Opening a new card can hurt your credit score a little more for a while, but if you don’t have a credit line, a high balance can lower it a little more. Remember that it is advisable to use 30% of the credit line so as not to hurt the score.
Rossman explains that the bank acknowledges that this is a marketing strategy to attract new customers and that it is known that half of the transferred balance is not paid within the given period, so customers will be charged that loophole in rates. again facing growth. This Bankrate Analyst Gives Advice Divide the balance by the given number of months and try to pay the resulting amount Or at least closest to it on an ongoing basis to avoid reaching the end of the offer with a loan. You never walk out of a hole with a minimum monthly payment.
It’s not out of the question, although it shouldn’t be a habit, do another balance transfer if given the chance. Some banks offer this to certain customers and not just new customers.

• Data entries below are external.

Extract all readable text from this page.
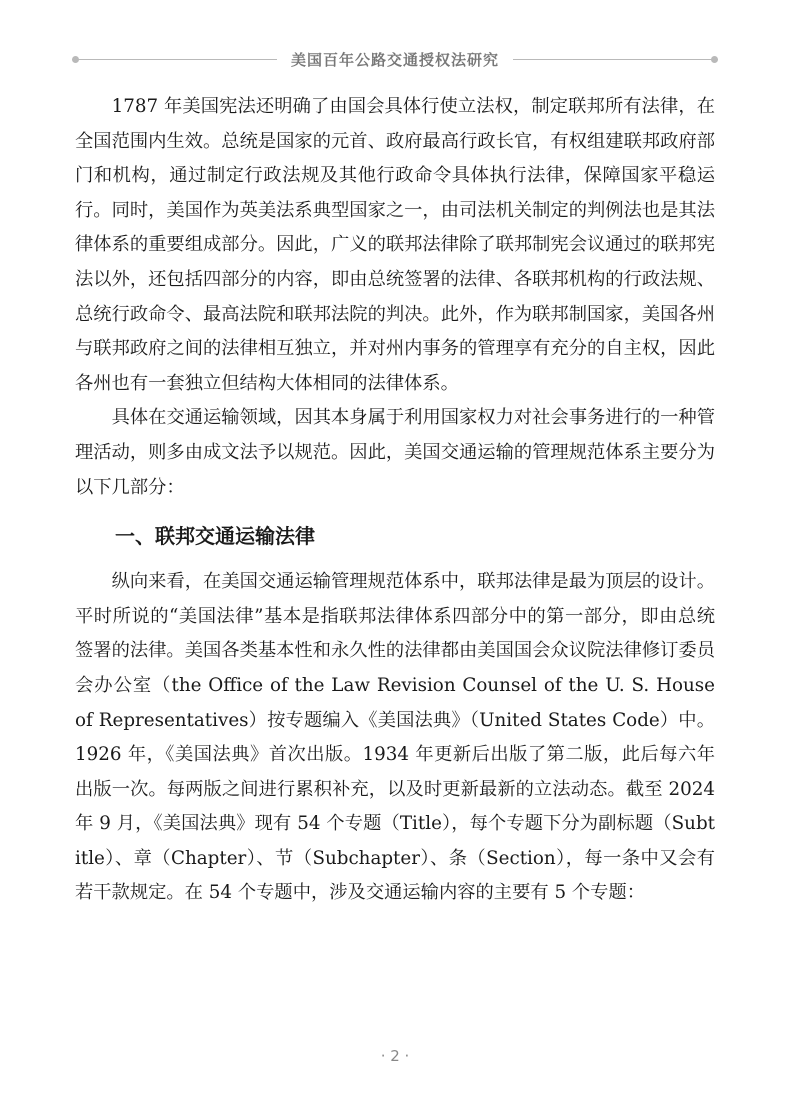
美国百年公路交通授权法研究

1787 年美国宪法还明确了由国会具体行使立法权，制定联邦所有法律，在全国范围内生效。总统是国家的元首、政府最高行政长官，有权组建联邦政府部门和机构，通过制定行政法规及其他行政命令具体执行法律，保障国家平稳运行。同时，美国作为英美法系典型国家之一，由司法机关制定的判例法也是其法律体系的重要组成部分。因此，广义的联邦法律除了联邦制宪会议通过的联邦宪法以外，还包括四部分的内容，即由总统签署的法律、各联邦机构的行政法规、总统行政命令、最高法院和联邦法院的判决。此外，作为联邦制国家，美国各州与联邦政府之间的法律相互独立，并对州内事务的管理享有充分的自主权，因此各州也有一套独立但结构大体相同的法律体系。

具体在交通运输领域，因其本身属于利用国家权力对社会事务进行的一种管理活动，则多由成文法予以规范。因此，美国交通运输的管理规范体系主要分为以下几部分：

一、联邦交通运输法律

纵向来看，在美国交通运输管理规范体系中，联邦法律是最为顶层的设计。平时所说的“美国法律”基本是指联邦法律体系四部分中的第一部分，即由总统签署的法律。美国各类基本性和永久性的法律都由美国国会众议院法律修订委员会办公室（the Office of the Law Revision Counsel of the U. S. House of Representatives）按专题编入《美国法典》（United States Code）中。1926 年，《美国法典》首次出版。1934 年更新后出版了第二版，此后每六年出版一次。每两版之间进行累积补充，以及时更新最新的立法动态。截至 2024 年 9 月，《美国法典》现有 54 个专题（Title），每个专题下分为副标题（Subtitle）、章（Chapter）、节（Subchapter）、条（Section），每一条中又会有若干款规定。在 54 个专题中，涉及交通运输内容的主要有 5 个专题：

· 2 ·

While this first strategy is the most appropriate as it is practically free, in case of heavy debt or cannot be repaid within the tenure, personal loan is an option to consider, though the interest rate will depend on the credit score.
Advice from nonprofits is one of the best outlets for Rossman because they offer terms similar to personal loans, don’t require a great credit score and offer assistance during the process. Of course, the card has to be turned off as a bet.
Prioritize, pay off debt or save?
The Federal Reserve is going to raise interest rates to reduce inflation and keep the economy cool. The possibility of a recession is real and you have to prepare for it. Personal finance experts estimate that you will have to save around six months of current expenses. This is a very difficult objective and even more so if you also have expensive debts.
“You can’t save everything and have huge credit card debt because it’s too expensive, but you don’t want to use every dollar to pay off what you earn because you’re not in a good position to have any savings.” and an unavoidable expense,” explains Rossman. Faced with the dilemma of balancing or reducing savings, this expert says that an intermediate position is appropriate at this time and work on both the objectives simultaneously with the budget in which expenses are sought to be saved, even Even temporarily.